Ależ Szanowny [mention]Ronon Dex[/mention], to nie pierwszy raz kiedy Pietrow w ten sposób postępuje... Zrobił tak w Brodrii, teraz zrobił w Bialenii, a mimo to ludzie dalej mu pozwalali na dostęp do takich pozycji jak Prezydent czy Car Bialenii czy Brodrii...

Przejechałem się na nim nie raz, bo to zwykła kanalia, która musi dostać władze, bo to tylko on potrafi rządzić i nikt inny. On jest Iwan Groźny, który stawia każdy kraj na nogi, a potem znika kiedy ludzie mają go już w dupie, a jak ktoś próbuje odbudować ten kraj bo tego człowieka już nie ma to nagle wchodzi on ubrany cały na biało i deklaruje swoją pomoc. Ale po co? Pomocą jest to, że za każdym razem upiera się jakim to on nie jest legalnym władcą jakiegokolwiek kraju?

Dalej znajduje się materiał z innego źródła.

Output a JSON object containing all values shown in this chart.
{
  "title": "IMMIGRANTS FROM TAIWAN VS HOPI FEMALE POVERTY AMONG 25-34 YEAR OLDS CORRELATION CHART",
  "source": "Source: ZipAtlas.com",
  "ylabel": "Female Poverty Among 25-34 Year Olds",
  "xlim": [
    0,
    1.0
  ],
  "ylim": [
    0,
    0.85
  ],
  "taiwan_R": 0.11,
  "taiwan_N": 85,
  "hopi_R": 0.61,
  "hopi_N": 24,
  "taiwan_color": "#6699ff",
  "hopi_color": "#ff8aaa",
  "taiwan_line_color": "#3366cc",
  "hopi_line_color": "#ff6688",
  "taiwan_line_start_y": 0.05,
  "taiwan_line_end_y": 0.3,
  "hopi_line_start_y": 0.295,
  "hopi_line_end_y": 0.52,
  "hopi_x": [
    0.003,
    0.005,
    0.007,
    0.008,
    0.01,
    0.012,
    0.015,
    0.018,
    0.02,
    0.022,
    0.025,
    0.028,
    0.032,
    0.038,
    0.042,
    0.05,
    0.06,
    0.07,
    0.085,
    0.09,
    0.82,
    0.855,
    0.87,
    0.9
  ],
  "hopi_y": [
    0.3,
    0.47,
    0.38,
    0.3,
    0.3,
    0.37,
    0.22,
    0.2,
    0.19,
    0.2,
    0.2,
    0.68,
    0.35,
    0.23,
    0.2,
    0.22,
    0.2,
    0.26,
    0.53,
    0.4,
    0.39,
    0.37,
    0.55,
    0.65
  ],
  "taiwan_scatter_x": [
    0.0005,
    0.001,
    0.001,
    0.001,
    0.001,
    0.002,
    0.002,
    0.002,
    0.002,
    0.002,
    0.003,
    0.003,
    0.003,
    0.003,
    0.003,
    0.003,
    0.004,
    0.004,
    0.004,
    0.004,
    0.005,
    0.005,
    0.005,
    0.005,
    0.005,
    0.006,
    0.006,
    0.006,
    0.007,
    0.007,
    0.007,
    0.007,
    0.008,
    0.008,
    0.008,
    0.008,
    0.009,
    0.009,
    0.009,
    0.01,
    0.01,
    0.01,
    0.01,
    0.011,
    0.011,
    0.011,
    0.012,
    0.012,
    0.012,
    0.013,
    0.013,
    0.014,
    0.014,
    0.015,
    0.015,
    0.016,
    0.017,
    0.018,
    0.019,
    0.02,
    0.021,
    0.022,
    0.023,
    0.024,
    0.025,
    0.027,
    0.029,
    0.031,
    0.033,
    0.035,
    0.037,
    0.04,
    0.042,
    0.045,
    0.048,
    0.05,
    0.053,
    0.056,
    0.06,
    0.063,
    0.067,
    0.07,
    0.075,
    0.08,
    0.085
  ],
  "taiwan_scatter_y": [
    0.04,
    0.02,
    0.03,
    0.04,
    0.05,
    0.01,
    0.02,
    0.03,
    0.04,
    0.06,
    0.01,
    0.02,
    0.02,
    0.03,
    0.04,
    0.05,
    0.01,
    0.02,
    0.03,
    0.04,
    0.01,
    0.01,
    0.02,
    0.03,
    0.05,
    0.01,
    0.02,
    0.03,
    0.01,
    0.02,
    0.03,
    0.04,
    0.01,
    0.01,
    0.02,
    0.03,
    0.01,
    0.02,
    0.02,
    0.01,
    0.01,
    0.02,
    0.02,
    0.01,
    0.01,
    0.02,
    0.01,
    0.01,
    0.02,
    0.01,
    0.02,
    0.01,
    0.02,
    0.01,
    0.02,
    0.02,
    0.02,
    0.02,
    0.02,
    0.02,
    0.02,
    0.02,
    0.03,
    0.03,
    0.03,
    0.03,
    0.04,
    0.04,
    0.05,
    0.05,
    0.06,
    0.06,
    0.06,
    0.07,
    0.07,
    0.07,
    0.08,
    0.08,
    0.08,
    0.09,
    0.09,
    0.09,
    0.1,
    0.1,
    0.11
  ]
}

Ostrzegałem Was, chociaż na marne. No, ale ja też święty nie byłem i wiedziałem, że nie posłuchacie się mnie, bo miałem swoje różne incydenty życiowe, realiozy, słomiany zapał etc. etc. Niestety w tym momencie się nie pomyliłem, a chęć zrobienia mi na złość ([mention]Andrzej Płatonowicz Ordyński[/mention], wiesz o czym mówię) zaważyła na całym losie tego państwa.

Jest mi przykro, że nie wyciągnięto z tego żadnych wniosków, ale sami zobaczcie. Nie zgodziłem się z Iwanem w kwestii pijanego niedźwiedzia brodryjskiego, to zostałem określony zdrajcą i szpiegiem obcych mocarstw. Potem Andrzej przez chwile podłapał, że poszedłem do Muratyki do [mention]Kaspar Waksman-Dëter[/mention] i też było non stop prowadzenie jakiejś dziwnej antyromanowskiej polityki.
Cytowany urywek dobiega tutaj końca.